Whoever Fuki and the Democracy Revolution were, they were skilled enough to crack Irokai’s database and dedicated enough to take on the company that owned it. Ever since I’d gotten the message, I’d wondered why they’d contacted me, given what they obviously already had going for them. Were they looking for a fall guy? Would any of this work on the real systems? I’d heard of pranks like this being pulled before, but I’d always assumed that they were people inside the system setting off jokescripts on each other; this was the first time I’d ever seen a suggestion that outside forces could be at work. Did I really want to be associated with this sort of thing?
Did I really believe in freedom for Irokai?
While I was lost in my thoughts, the computer snapped up the screensaver. Within a few moments of the monitor going dark, the wolfmorph was once more gyrating hypnotically to unheard music, lightsticks flashing. I watched him move for several seconds, then spoke into the headset. “Computer, unlock.” The image froze once more, covered by the dialog box, and I entered my password again.
“E-mail, reply.” My fingers jumped across the keyboard, hooking up source code, data dumps, configuration scripts, build instructions and a quick intro file to the response. “Encrypt.” A quick cut-and-paste dumped the previous key into the input box, and a progress bar flashed up on the screen for a few seconds while the computer locked the files. “Send.” The screen flashed once, and then the message disappeared.

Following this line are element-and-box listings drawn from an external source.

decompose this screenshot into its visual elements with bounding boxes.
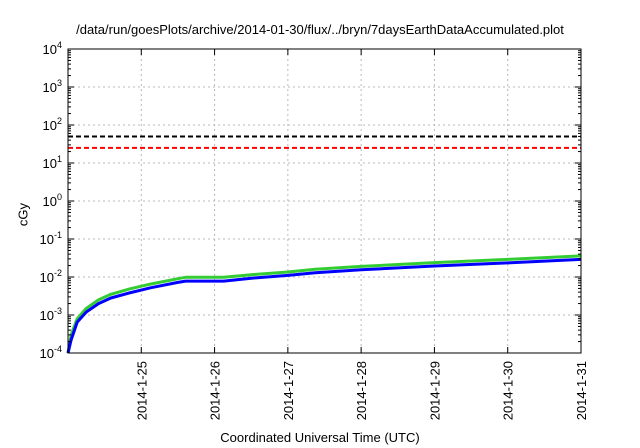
y-tick-label: 10-2: [40, 268, 62, 285]
y-tick-label: 10-1: [40, 230, 62, 247]
x-tick-label: 2014-1-29: [427, 361, 442, 420]
x-tick-label: 2014-1-28: [354, 361, 369, 420]
y-tick-label: 10-3: [40, 306, 62, 323]
y-tick-label: 103: [43, 78, 62, 95]
y-tick-label: 104: [43, 40, 62, 57]
data-series-line: [66, 254, 582, 354]
x-tick-label: 2014-1-26: [208, 361, 223, 420]
chart-title: /data/run/goesPlots/archive/2014-01-30/f…: [76, 22, 564, 37]
x-axis-label: Coordinated Universal Time (UTC): [220, 430, 420, 445]
y-tick-label: 101: [43, 154, 62, 171]
x-tick-label: 2014-1-31: [574, 361, 589, 420]
y-tick-label: 102: [43, 116, 62, 133]
y-axis-label: cGy: [15, 202, 31, 227]
x-tick-label: 2014-1-27: [281, 361, 296, 420]
x-tick-label: 2014-1-25: [134, 361, 149, 420]
y-tick-label: 100: [43, 192, 62, 209]
data-series-line: [66, 257, 582, 354]
y-tick-label: 10-4: [40, 344, 62, 361]
x-tick-label: 2014-1-30: [501, 361, 516, 420]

With a groan, I peeled the headset off of my ears and dropped it onto the keyboard with a clatter, then stumbled to the futon mattress with a heavy sigh, not bothering to finish undressing. With a bit of thrashing, I arranged pillow and blankets to cover my head from the encroaching sun, then pressed the palms of my hands into my eyes, rubbing away the headache I knew was settling in my brain.
Sorry, John, but I’m not letting you jump into this naked and alone. You may be blinded by love… but maybe so am I. “Bedroom, light off,” I said, then rolled over, waiting for sleep to drag me into the darkness.